Using famous faces as a supermarket of desirable facial features is not the same thing as wanting to assume another person’s identity. People who think they are going to assume the identity of another human being by reshaping their face are very delusional. There is much more to a celebrity’s identity and success than their face. They had a drive, were in the right place and the right time, slept with the right producer, or were obsessed with stardom as a way to compensate for past emotional scars. All of those factors made the celebrity who they are and got them where they are. Plastic surgery will not give somebody a celebrity’s experience of life, it will only put a celebrity’s face on the experience of being a celebrity wannabe.
On the other hand, people who use famous faces as a guide for their plastic surgeon are being rational about the process and attempting to give a concrete picture of what results they hope to achieve.
At one point, Matt says:
Plastic surgery gave me my life back It’s a different kind of cure. When those blinds were pulled up from my eyes, I saw everything in a new light, and now I walk with my head held high The worst thing was waiting for the minimal swelling to go down I just wanted my face to be healed right away, but it takes time, and it’s frustrating when you’re not a patient person
They same thing applies to acquiring confidence and a strong sense of self. It’s painful, it takes time, and frustrating when you’re not a patient person.
Throw in the fact that a strong sense of self is not something that cultures built on self-sacrifice encourage and you can begin to understand what a huge challenge it is.
On the plus side, Mike and Matt, seemed to know what they wanted and they went out and got it. That’s a sign that they are well on their way to defining themselves and their own values. That’s a good thing. The fact that they want the best for themselves is evidence of self-esteem.
If they have unrealistic ideas about what a handsome face will get them, that is not entirely their own fault. Their elders can shower them with trite bromides like “beauty is only skin deep,” or “it’s what’s inside that counts” or any of the countless variations on that theme. But all they have to do is look around and they can see that life is often easier for the better looking.
Beautiful people might be nice to you and might pretend that they see and value the “real person” inside of you. But it is not any fun being used to assuage the guilt of those to whom nature was more kind. Nor is it fun to keep your inner beauty hidden under and ugly skin. Why settle for being the object of their sympathy if some plastic surgery can help you to shine a light on their insecurities? After all, if your surgery is successful, you will have met a challenge that they never had to face.
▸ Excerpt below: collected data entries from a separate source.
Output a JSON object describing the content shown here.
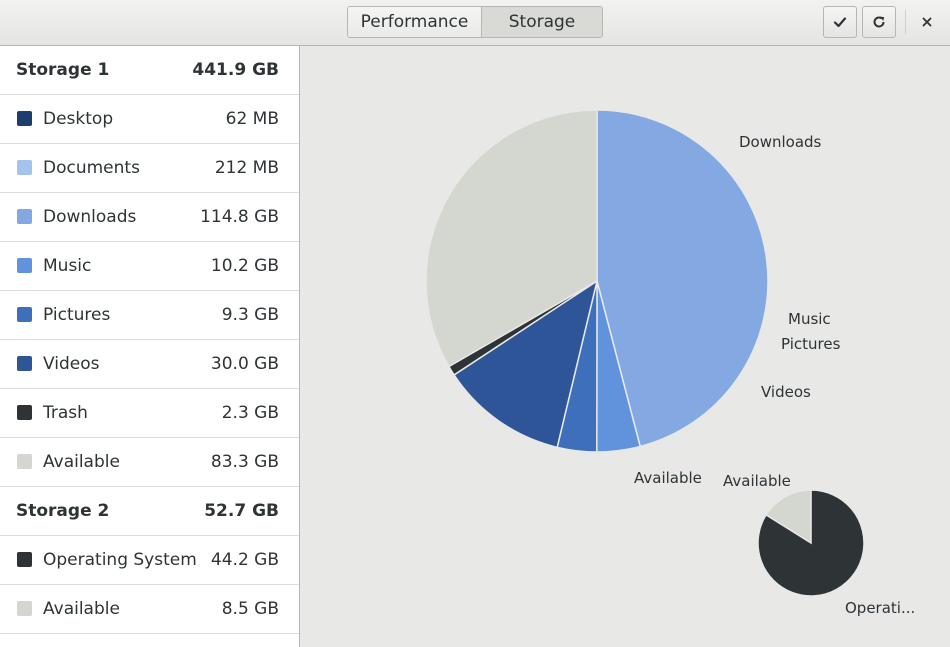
{
  "header": {
    "tabs": [
      {
        "label": "Performance",
        "active": false
      },
      {
        "label": "Storage",
        "active": true
      }
    ],
    "buttons": {
      "check": "check-icon",
      "refresh": "refresh-icon",
      "close": "close-icon"
    }
  },
  "sidebar": {
    "rows": [
      {
        "type": "header",
        "label": "Storage 1",
        "value": "441.9 GB"
      },
      {
        "type": "item",
        "label": "Desktop",
        "value": "62 MB",
        "color": "#1c3d6e"
      },
      {
        "type": "item",
        "label": "Documents",
        "value": "212 MB",
        "color": "#a5c2ec"
      },
      {
        "type": "item",
        "label": "Downloads",
        "value": "114.8 GB",
        "color": "#84a8e2"
      },
      {
        "type": "item",
        "label": "Music",
        "value": "10.2 GB",
        "color": "#6093dc"
      },
      {
        "type": "item",
        "label": "Pictures",
        "value": "9.3 GB",
        "color": "#3d6fba"
      },
      {
        "type": "item",
        "label": "Videos",
        "value": "30.0 GB",
        "color": "#2d5597"
      },
      {
        "type": "item",
        "label": "Trash",
        "value": "2.3 GB",
        "color": "#2e3436"
      },
      {
        "type": "item",
        "label": "Available",
        "value": "83.3 GB",
        "color": "#d3d7cf"
      },
      {
        "type": "header",
        "label": "Storage 2",
        "value": "52.7 GB"
      },
      {
        "type": "item",
        "label": "Operating System",
        "value": "44.2 GB",
        "color": "#2e3436"
      },
      {
        "type": "item",
        "label": "Available",
        "value": "8.5 GB",
        "color": "#d3d7cf"
      }
    ]
  },
  "chart_data": [
    {
      "type": "pie",
      "labels": [
        "Downloads",
        "Music",
        "Pictures",
        "Videos",
        "Available"
      ],
      "values": [
        114.8,
        10.2,
        9.3,
        30.0,
        2.3,
        83.3
      ],
      "colors": [
        "#84a8e2",
        "#6093dc",
        "#3d6fba",
        "#2d5597",
        "#2e3436",
        "#d3d7cf"
      ]
    },
    {
      "type": "pie",
      "labels": [
        "Available",
        "Operati..."
      ],
      "values": [
        8.5,
        44.2
      ],
      "colors": [
        "#d3d7cf",
        "#2e3436"
      ]
    }
  ]
}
You might also be competition. If the uglies of the world can be convinced to stay ugly, doesn’t that make a beautiful person’s beauty more rare and desirable? Perhaps that is why they keep telling you that that real beauty is inside. They want you to keep it there, hidden.
Good looks don’t last long and by themselves they don’t buy much that is long-lasting. But the confidence that these boys showed in defining a problem that our culture denies, setting a goal to fix the problem, defining their values, going out and getting what they value, and being able to rationally evaluate the results will buy them a lot!
All the factors that played into their decision to fix their faces came from inside. In their case, it seems that it was not from a lack of self-esteem that they had their surgery, but an expression of self-esteem. They wanted more respect than they were getting from others and they wanted to feel proud when they looked in the mirror.
It sounds like they succeeded. That builds confidence which makes them more attractive to others.